Un président de la République inaugurant de simples rames de RER, c'est peu courant. On attendrait plutôt le plus haut personnage de l'Etat à la mise en service d'une nouvelle ligne de TGV, comme Nicolas Sarkozy l'a fait début septembre pour la LGV Rhin-Rhône. Ou au lancement de la double boucle de métro automatique du Grand Paris. Mais inaugurer des rames de RER, comme le ferait un simple président de Région...

C'est pourtant ce que va faire Nicolas Sarkozy, lundi 5 décembre. Le geste inaugural, comme on dit, aura lieu à la station de RER la Défense. Le chef d'Etat découvrira le premier train à double étage MI09 qui, à terme, doit remplacer l'ensemble des rames actuelles du RER A pour tenter de soulager le trafic de cette ligne "millionnaire" (lire).

 
Les galériens de la ligne A

Les conseillers du président n'ont pas choisi cet événement au hasard. La ligne A est l'une des plus chargée au monde, avec plus d'un million de voyageurs chaque jour et, sans doute, la plus complexe à exploiter avec ses multiples antennes et son tunnel central qui traverse Paris d'Est en Ouest. Elle est devenue, au fil des années, avec la ligne 13 du métro, le symbole, de la saturation du réseau parisien. Le cauchemar quotidien de nombreux Franciliens.

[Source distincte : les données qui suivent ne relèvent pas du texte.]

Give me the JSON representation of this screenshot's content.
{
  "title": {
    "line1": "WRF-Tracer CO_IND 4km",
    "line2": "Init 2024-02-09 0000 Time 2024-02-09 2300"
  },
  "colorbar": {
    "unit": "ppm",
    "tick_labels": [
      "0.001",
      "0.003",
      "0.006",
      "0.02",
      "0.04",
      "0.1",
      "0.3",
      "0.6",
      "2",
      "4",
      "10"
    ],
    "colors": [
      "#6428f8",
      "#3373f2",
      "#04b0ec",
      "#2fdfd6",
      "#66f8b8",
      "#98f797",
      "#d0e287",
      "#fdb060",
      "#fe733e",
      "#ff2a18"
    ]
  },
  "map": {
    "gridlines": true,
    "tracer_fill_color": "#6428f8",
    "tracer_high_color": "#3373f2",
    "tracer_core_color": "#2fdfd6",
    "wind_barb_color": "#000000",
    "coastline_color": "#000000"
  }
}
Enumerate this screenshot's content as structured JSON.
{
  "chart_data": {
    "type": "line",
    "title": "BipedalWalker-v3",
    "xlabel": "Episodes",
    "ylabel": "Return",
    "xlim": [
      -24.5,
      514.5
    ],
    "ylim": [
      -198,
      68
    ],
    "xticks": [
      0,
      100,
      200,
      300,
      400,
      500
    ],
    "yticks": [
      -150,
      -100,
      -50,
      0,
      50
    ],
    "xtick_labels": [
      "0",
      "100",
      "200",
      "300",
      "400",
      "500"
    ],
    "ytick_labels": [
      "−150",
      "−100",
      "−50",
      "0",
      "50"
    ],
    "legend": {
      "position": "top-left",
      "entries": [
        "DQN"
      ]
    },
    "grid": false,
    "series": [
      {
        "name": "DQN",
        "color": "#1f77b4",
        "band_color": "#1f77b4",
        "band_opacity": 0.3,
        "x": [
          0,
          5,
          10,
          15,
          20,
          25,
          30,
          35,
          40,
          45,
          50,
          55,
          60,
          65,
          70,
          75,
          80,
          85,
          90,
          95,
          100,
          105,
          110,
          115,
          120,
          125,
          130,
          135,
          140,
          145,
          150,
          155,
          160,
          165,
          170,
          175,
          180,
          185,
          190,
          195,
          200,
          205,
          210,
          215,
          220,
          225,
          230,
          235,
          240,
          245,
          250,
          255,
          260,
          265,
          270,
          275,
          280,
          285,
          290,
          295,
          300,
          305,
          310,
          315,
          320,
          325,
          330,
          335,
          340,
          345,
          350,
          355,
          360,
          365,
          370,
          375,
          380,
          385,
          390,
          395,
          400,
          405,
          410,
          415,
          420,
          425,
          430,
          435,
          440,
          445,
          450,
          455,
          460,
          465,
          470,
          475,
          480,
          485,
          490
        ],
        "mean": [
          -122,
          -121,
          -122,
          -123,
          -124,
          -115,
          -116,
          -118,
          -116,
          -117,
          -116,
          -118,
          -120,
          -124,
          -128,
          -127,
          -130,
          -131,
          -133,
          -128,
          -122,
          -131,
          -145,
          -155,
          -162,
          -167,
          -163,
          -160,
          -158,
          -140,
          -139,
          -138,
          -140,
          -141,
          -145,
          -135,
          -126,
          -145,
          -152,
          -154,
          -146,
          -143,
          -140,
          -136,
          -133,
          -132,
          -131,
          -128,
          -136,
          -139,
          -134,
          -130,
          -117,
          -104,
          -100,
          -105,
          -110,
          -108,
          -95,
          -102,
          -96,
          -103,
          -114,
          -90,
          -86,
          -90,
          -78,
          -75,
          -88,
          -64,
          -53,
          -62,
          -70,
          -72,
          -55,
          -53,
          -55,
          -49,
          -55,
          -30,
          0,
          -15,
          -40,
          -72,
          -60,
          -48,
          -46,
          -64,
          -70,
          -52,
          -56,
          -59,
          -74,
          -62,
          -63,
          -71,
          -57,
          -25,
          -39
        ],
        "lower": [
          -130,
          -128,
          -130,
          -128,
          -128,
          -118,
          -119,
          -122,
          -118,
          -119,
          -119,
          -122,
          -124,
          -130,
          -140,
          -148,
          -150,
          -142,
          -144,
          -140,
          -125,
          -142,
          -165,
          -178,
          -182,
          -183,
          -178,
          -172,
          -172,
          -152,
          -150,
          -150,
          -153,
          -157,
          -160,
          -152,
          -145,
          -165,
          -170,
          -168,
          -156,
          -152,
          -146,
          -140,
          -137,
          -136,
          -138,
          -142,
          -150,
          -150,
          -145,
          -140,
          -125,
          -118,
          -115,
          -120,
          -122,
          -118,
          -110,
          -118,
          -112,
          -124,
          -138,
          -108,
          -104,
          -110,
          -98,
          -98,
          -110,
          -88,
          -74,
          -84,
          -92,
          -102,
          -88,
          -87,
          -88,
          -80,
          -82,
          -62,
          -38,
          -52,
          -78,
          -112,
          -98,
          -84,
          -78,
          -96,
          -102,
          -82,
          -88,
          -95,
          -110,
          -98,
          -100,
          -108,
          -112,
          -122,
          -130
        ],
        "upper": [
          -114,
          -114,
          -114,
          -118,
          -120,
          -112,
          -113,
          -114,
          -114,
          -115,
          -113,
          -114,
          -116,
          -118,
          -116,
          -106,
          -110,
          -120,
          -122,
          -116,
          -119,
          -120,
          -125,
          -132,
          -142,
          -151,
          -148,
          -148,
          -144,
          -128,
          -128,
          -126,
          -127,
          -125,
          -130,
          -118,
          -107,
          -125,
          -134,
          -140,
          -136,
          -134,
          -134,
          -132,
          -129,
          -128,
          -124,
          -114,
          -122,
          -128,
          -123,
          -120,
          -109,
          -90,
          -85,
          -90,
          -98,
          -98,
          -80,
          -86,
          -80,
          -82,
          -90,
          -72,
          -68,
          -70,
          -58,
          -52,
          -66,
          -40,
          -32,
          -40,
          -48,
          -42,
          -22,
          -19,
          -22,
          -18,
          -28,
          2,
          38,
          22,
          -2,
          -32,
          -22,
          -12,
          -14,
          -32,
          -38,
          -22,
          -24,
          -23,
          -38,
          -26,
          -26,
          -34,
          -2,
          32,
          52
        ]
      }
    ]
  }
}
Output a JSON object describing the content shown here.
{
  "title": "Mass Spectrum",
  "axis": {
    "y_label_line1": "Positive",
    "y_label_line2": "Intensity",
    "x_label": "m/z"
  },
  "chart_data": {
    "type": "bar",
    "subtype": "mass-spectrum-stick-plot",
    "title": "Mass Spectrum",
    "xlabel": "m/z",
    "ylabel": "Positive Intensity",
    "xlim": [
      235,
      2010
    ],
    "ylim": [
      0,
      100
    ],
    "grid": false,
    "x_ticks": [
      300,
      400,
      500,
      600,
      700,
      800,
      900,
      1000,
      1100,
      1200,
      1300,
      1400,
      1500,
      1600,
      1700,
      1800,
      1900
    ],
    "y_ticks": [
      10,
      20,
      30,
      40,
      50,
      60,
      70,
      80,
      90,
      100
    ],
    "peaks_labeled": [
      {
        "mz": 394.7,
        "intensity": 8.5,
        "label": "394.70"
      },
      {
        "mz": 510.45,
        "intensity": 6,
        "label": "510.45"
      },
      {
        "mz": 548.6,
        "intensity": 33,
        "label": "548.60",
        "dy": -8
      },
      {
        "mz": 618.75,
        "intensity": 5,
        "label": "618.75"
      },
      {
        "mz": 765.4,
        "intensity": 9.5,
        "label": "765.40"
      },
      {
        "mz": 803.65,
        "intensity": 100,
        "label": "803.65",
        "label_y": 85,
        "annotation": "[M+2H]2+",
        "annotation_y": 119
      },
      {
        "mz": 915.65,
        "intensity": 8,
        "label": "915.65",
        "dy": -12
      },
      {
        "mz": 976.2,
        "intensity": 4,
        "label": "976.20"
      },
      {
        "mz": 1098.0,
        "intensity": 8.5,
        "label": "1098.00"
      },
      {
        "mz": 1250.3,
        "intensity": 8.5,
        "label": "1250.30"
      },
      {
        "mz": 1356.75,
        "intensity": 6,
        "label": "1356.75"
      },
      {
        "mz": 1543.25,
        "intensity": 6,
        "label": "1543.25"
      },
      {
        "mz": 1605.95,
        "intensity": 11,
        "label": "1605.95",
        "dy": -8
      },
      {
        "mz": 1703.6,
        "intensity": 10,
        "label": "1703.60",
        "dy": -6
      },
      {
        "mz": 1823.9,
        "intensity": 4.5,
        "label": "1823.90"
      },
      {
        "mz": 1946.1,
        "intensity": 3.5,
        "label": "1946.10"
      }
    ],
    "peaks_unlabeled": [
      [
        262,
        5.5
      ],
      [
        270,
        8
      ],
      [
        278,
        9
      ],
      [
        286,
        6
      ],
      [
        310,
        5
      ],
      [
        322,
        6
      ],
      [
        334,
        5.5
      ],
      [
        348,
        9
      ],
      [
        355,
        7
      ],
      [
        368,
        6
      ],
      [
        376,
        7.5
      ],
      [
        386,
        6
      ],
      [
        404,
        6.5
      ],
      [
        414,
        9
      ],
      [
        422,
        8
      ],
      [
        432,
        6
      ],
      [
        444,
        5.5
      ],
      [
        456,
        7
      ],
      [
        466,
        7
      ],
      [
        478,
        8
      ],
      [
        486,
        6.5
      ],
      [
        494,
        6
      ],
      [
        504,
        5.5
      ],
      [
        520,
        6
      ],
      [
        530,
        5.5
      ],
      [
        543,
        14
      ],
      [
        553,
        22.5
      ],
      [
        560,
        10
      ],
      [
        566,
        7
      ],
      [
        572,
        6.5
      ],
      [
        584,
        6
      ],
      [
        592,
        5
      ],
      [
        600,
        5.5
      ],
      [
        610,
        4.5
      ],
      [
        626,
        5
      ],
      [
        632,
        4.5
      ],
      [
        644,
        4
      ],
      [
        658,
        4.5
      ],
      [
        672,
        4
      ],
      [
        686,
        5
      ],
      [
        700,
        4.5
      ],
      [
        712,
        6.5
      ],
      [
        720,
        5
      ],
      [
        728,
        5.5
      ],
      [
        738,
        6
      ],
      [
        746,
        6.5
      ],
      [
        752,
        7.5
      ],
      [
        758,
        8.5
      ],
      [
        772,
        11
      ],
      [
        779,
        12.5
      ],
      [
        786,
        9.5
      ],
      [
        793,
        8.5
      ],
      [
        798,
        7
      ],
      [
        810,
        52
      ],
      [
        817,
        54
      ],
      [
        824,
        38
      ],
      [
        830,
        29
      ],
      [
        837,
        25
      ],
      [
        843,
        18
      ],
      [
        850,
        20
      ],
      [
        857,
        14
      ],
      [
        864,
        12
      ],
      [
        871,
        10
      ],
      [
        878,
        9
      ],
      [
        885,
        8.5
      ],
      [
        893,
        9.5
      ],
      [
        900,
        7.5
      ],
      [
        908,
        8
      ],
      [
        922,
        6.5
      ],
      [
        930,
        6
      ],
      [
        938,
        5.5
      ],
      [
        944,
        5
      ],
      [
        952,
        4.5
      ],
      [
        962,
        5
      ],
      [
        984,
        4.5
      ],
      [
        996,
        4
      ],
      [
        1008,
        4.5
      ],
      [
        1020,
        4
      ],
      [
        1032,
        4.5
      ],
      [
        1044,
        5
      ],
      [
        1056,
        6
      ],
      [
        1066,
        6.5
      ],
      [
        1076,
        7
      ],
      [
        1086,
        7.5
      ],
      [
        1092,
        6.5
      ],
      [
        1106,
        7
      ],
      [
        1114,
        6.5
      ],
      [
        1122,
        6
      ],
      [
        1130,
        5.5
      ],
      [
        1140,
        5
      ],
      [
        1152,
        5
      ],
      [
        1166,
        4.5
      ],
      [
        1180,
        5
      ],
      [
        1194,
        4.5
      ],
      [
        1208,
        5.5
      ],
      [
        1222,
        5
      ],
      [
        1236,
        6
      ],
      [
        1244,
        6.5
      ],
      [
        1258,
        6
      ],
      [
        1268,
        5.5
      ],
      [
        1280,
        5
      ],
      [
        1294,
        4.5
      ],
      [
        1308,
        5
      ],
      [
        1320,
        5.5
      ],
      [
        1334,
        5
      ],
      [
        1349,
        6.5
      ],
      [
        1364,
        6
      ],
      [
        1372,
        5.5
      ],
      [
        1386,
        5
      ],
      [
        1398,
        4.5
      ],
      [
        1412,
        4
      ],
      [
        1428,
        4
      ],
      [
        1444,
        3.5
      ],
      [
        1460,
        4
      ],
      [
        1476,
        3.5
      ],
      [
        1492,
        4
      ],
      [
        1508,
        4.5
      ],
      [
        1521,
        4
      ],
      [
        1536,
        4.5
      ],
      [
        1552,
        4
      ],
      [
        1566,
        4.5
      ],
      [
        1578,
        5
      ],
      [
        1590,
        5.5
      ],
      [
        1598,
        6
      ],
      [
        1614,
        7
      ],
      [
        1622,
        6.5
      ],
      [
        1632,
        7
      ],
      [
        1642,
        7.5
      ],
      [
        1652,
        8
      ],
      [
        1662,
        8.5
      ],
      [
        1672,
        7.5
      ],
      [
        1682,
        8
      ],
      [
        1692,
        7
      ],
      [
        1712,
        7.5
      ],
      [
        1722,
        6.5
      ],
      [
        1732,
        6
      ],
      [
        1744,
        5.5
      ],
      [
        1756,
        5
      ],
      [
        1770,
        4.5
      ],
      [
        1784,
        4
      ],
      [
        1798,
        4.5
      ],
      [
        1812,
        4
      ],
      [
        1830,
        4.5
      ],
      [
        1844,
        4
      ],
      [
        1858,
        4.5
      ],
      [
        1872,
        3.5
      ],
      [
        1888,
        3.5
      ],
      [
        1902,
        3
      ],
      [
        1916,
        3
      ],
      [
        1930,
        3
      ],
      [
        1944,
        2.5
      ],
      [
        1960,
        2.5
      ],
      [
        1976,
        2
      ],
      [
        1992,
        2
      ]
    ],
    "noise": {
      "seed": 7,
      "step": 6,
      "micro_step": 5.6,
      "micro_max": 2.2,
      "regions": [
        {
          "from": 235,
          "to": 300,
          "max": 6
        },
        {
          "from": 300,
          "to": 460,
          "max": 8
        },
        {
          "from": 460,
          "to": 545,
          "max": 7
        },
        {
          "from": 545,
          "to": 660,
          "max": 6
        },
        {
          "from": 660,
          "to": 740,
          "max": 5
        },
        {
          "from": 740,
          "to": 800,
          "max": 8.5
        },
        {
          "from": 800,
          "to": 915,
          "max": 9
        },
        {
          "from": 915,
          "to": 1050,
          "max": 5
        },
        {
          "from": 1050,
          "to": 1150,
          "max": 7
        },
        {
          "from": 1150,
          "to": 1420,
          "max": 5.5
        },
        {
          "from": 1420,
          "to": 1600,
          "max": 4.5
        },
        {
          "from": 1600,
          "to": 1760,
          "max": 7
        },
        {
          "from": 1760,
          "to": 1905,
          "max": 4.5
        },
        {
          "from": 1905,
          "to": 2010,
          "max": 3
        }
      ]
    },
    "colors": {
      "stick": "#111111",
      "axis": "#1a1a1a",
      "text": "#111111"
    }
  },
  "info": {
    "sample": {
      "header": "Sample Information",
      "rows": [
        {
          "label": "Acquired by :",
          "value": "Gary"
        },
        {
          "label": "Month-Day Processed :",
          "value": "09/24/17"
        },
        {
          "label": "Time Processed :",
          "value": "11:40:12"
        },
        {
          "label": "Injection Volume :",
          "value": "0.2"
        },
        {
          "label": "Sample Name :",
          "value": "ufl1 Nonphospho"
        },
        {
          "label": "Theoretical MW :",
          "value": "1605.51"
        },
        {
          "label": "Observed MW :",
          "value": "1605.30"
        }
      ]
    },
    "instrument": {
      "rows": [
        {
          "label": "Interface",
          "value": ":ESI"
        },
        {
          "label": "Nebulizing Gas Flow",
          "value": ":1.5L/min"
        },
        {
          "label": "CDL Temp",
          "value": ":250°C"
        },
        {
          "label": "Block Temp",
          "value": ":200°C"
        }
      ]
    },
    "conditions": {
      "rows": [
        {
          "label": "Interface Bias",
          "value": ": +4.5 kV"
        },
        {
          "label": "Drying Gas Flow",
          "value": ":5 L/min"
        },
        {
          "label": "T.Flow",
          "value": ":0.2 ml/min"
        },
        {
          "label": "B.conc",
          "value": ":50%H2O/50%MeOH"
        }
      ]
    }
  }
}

Aujourd'hui, l'intervalle entre les trains aux heures de pointe sur le tronçon central est de deux minutes. Intervalle qu'il est impossible de réduire pour des raisons techniques et de sécurité. Seule solution pour apporter un peu de confort aux galériens du RER, avant que le prolongement de la ligne 14 du métro, ou que la double boucle du Grand Paris Express ne desserrent un peu l'étau, augmenter la capacité des trains.

Les rames MI09 pourront transporter presque deux fois plus de voyageurs (avec un nombre de places assises plus que doublé) que les actuelles rames MI84 appelées à être remplacer.

 
Message reçu

Dans le long débat public qui a précédé le lancement du projet du Grand Paris, l'hiver dernier, les Franciliens ont clairement exprimé qu'ils étaient séduits par le projet d'avenir qu'on leur proposait, mais qu'il voulait aussi (et surtout) que l'on améliore leurs transports au quotidien.
Un sentiment que Jean-Paul Huchon avait traduit dans un très guerrier "plan de mobilisation"(lire). Message visiblement entendu jusqu'à l'Elysée.